What is your reason for not having a child?

As an infertile person can I ask you a serious question: why did you feel the need to say this?

I love and respect people who are willing to adopt and offer their love to a child who isn’t biologically theirs. Someone struggling with infertility is not looking to raise a child who is not biologically theirs.

Adoption won’t replace the pregnancy, the feeling of a little person growing, being a part of me. Adoption also won’t replace looking at a child a seeing my mother’s eyes and his father’s jawline. Adoption won’t replace watching habits form and realizing my great grandfather sat with his toes curled under that same way.
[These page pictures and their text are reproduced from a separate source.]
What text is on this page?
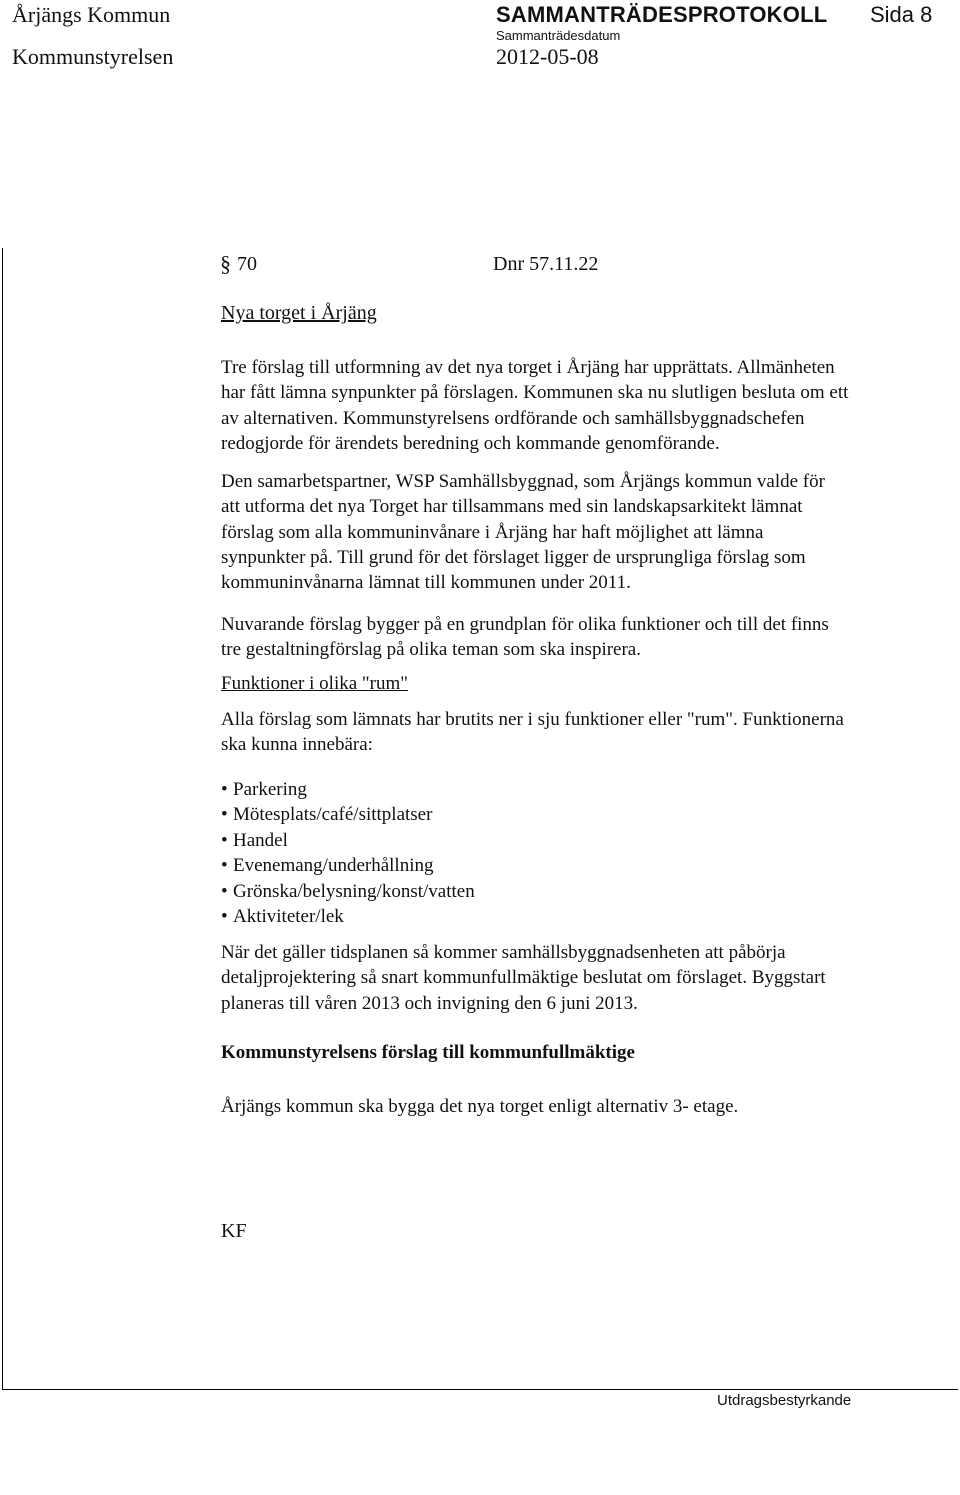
Årjängs Kommun	SAMMANTRÄDESPROTOKOLL Sida 8
Sammanträdesdatum
Kommunstyrelsen	2012-05-08
§ 70	Dnr 57.11.22
Nya torget i Årjäng
Tre förslag till utformning av det nya torget i Årjäng har upprättats. Allmänheten
har fått lämna synpunkter på förslagen. Kommunen ska nu slutligen besluta om ett
av alternativen. Kommunstyrelsens ordförande och samhällsbyggnadschefen
redogjorde för ärendets beredning och kommande genomförande.
Den samarbetspartner, WSP Samhällsbyggnad, som Årjängs kommun valde för
att utforma det nya Torget har tillsammans med sin landskapsarkitekt lämnat
förslag som alla kommuninvånare i Årjäng har haft möjlighet att lämna
synpunkter på. Till grund för det förslaget ligger de ursprungliga förslag som
kommuninvånarna lämnat till kommunen under 2011.
Nuvarande förslag bygger på en grundplan för olika funktioner och till det finns
tre gestaltningförslag på olika teman som ska inspirera.
Funktioner i olika "rum"
Alla förslag som lämnats har brutits ner i sju funktioner eller "rum". Funktionerna
ska kunna innebära:
• Parkering
• Mötesplats/café/sittplatser
• Handel
• Evenemang/underhållning
• Grönska/belysning/konst/vatten
• Aktiviteter/lek
När det gäller tidsplanen så kommer samhällsbyggnadsenheten att påbörja
detaljprojektering så snart kommunfullmäktige beslutat om förslaget. Byggstart
planeras till våren 2013 och invigning den 6 juni 2013.
Kommunstyrelsens förslag till kommunfullmäktige
Årjängs kommun ska bygga det nya torget enligt alternativ 3- etage.
KF
Utdragsbestyrkande
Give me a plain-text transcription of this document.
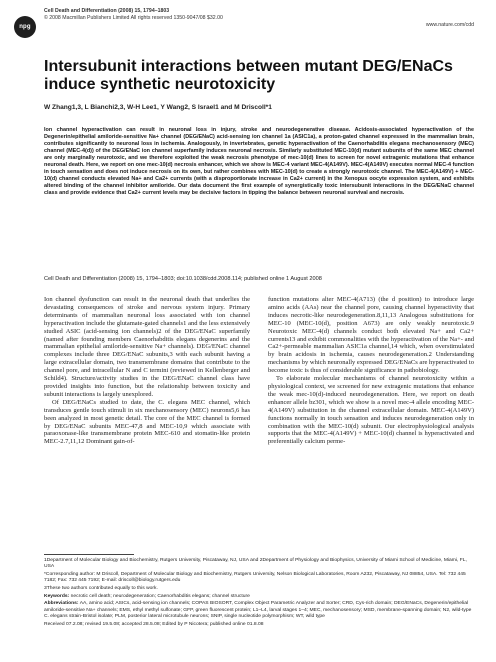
npg
Cell Death and Differentiation (2008) 15, 1794–1803
© 2008 Macmillan Publishers Limited All rights reserved 1350-9047/08 $32.00
www.nature.com/cdd
Intersubunit interactions between mutant DEG/ENaCs induce synthetic neurotoxicity
W Zhang1,3, L Bianchi2,3, W-H Lee1, Y Wang2, S Israel1 and M Driscoll*1

Ion channel hyperactivation can result in neuronal loss in injury, stroke and neurodegenerative disease. Acidosis-associated hyperactivation of the Degenerin/epithelial amiloride-sensitive Na+ channel (DEG/ENaC) acid-sensing ion channel 1a (ASIC1a), a proton-gated channel expressed in the mammalian brain, contributes significantly to neuronal loss in ischemia. Analogously, in invertebrates, genetic hyperactivation of the Caenorhabditis elegans mechanosensory (MEC) channel (MEC-4(d)) of the DEG/ENaC ion channel superfamily induces neuronal necrosis. Similarly substituted MEC-10(d) mutant subunits of the same MEC channel are only marginally neurotoxic, and we therefore exploited the weak necrosis phenotype of mec-10(d) lines to screen for novel extragenic mutations that enhance neuronal death. Here, we report on one mec-10(d) necrosis enhancer, which we show is MEC-4 variant MEC-4(A149V). MEC-4(A149V) executes normal MEC-4 function in touch sensation and does not induce necrosis on its own, but rather combines with MEC-10(d) to create a strongly neurotoxic channel. The MEC-4(A149V) + MEC-10(d) channel conducts elevated Na+ and Ca2+ currents (with a disproportionate increase in Ca2+ current) in the Xenopus oocyte expression system, and exhibits altered binding of the channel inhibitor amiloride. Our data document the first example of synergistically toxic intersubunit interactions in the DEG/ENaC channel class and provide evidence that Ca2+ current levels may be decisive factors in tipping the balance between neuronal survival and necrosis.

Cell Death and Differentiation (2008) 15, 1794–1803; doi:10.1038/cdd.2008.114; published online 1 August 2008

Ion channel dysfunction can result in the neuronal death that underlies the devastating consequences of stroke and nervous system injury. Primary determinants of mammalian neuronal loss associated with ion channel hyperactivation include the glutamate-gated channels1 and the less extensively studied ASIC (acid-sensing ion channels)2 of the DEG/ENaC superfamily (named after founding members Caenorhabditis elegans degenerins and the mammalian epithelial amiloride-sensitive Na+ channels). DEG/ENaC channel complexes include three DEG/ENaC subunits,3 with each subunit having a large extracellular domain, two transmembrane domains that contribute to the channel pore, and intracellular N and C termini (reviewed in Kellenberger and Schild4). Structure/activity studies in the DEG/ENaC channel class have provided insights into function, but the relationship between toxicity and subunit interactions is largely unexplored.

Of DEG/ENaCs studied to date, the C. elegans MEC channel, which transduces gentle touch stimuli in six mechanosensory (MEC) neurons5,6 has been analyzed in most genetic detail. The core of the MEC channel is formed by DEG/ENaC subunits MEC-47,8 and MEC-10,9 which associate with paraoxonase-like transmembrane protein MEC-610 and stomatin-like protein MEC-2.7,11,12 Dominant gain-of-

function mutations alter MEC-4(A713) (the d position) to introduce large amino acids (AAs) near the channel pore, causing channel hyperactivity that induces necrotic-like neurodegeneration.8,11,13 Analogous substitutions for MEC-10 (MEC-10(d), position A673) are only weakly neurotoxic.9 Neurotoxic MEC-4(d) channels conduct both elevated Na+ and Ca2+ currents13 and exhibit commonalities with the hyperactivation of the Na+- and Ca2+-permeable mammalian ASIC1a channel,14 which, when overstimulated by brain acidosis in ischemia, causes neurodegeneration.2 Understanding mechanisms by which neuronally expressed DEG/ENaCs are hyperactivated to become toxic is thus of considerable significance in pathobiology.

To elaborate molecular mechanisms of channel neurotoxicity within a physiological context, we screened for new extragenic mutations that enhance the weak mec-10(d)-induced neurodegeneration. Here, we report on death enhancer allele bz301, which we show is a novel mec-4 allele encoding MEC-4(A149V) substitution in the channel extracellular domain. MEC-4(A149V) functions normally in touch sensation and induces neurodegeneration only in combination with the MEC-10(d) subunit. Our electrophysiological analysis supports that the MEC-4(A149V) + MEC-10(d) channel is hyperactivated and preferentially calcium perme-

1Department of Molecular Biology and Biochemistry, Rutgers University, Piscataway, NJ, USA and 2Department of Physiology and Biophysics, University of Miami School of Medicine, Miami, FL, USA
*Corresponding author: M Driscoll, Department of Molecular Biology and Biochemistry, Rutgers University, Nelson Biological Laboratories, Room A232, Piscataway, NJ 08854, USA. Tel: 732 445 7182; Fax: 732 445 7192; E-mail: driscoll@biology.rutgers.edu
3These two authors contributed equally to this work.
Keywords: necrotic cell death; neurodegeneration; Caenorhabditis elegans; channel structure
Abbreviations: AA, amino acid; ASICs, acid-sensing ion channels; COPAS BIOSORT, Complex Object Parametric Analyzer and Sorter; CRD, Cys-rich domain; DEG/ENaCs, Degenerin/epithelial amiloride-sensitive Na+ channels; EMS, ethyl methyl sulfonate; GFP, green fluorescent protein; L1–L4, larval stages 1–4; MEC, mechanosensory; MSD, membrane-spanning domain; N2, wild-type C. elegans strain-Bristol isolate; PLM, posterior lateral microtubule neurons; SNIP, single nucleotide polymorphism; WT, wild type
Received 07.2.08; revised 19.5.08; accepted 28.5.08; Edited by P Nicotera; published online 01.8.08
Not to mention adoption is often difficult and expensive Source. And only 10% of children who are waiting to be adopted are babies so you would likely also miss out on the infant experience all together.

Adoption is not a substitute. It’s not a simple solution. This question lacks understanding and empathy at such a deep level, and it’s like a secondary slap to the whole infertility.

When we were in year 10 of trying and nothing - a woman I worked with suddenly got pregnant out of the blue. Every day she would come into work and complain about the morning sickness. Talk about the plans she had for the nursery, or baby shower, or whatever and then turn to me and say “when are you going to get pregnant, luvitis?” That was the only more hurtful thing anyone ever said to me besides “you know you can adopt”.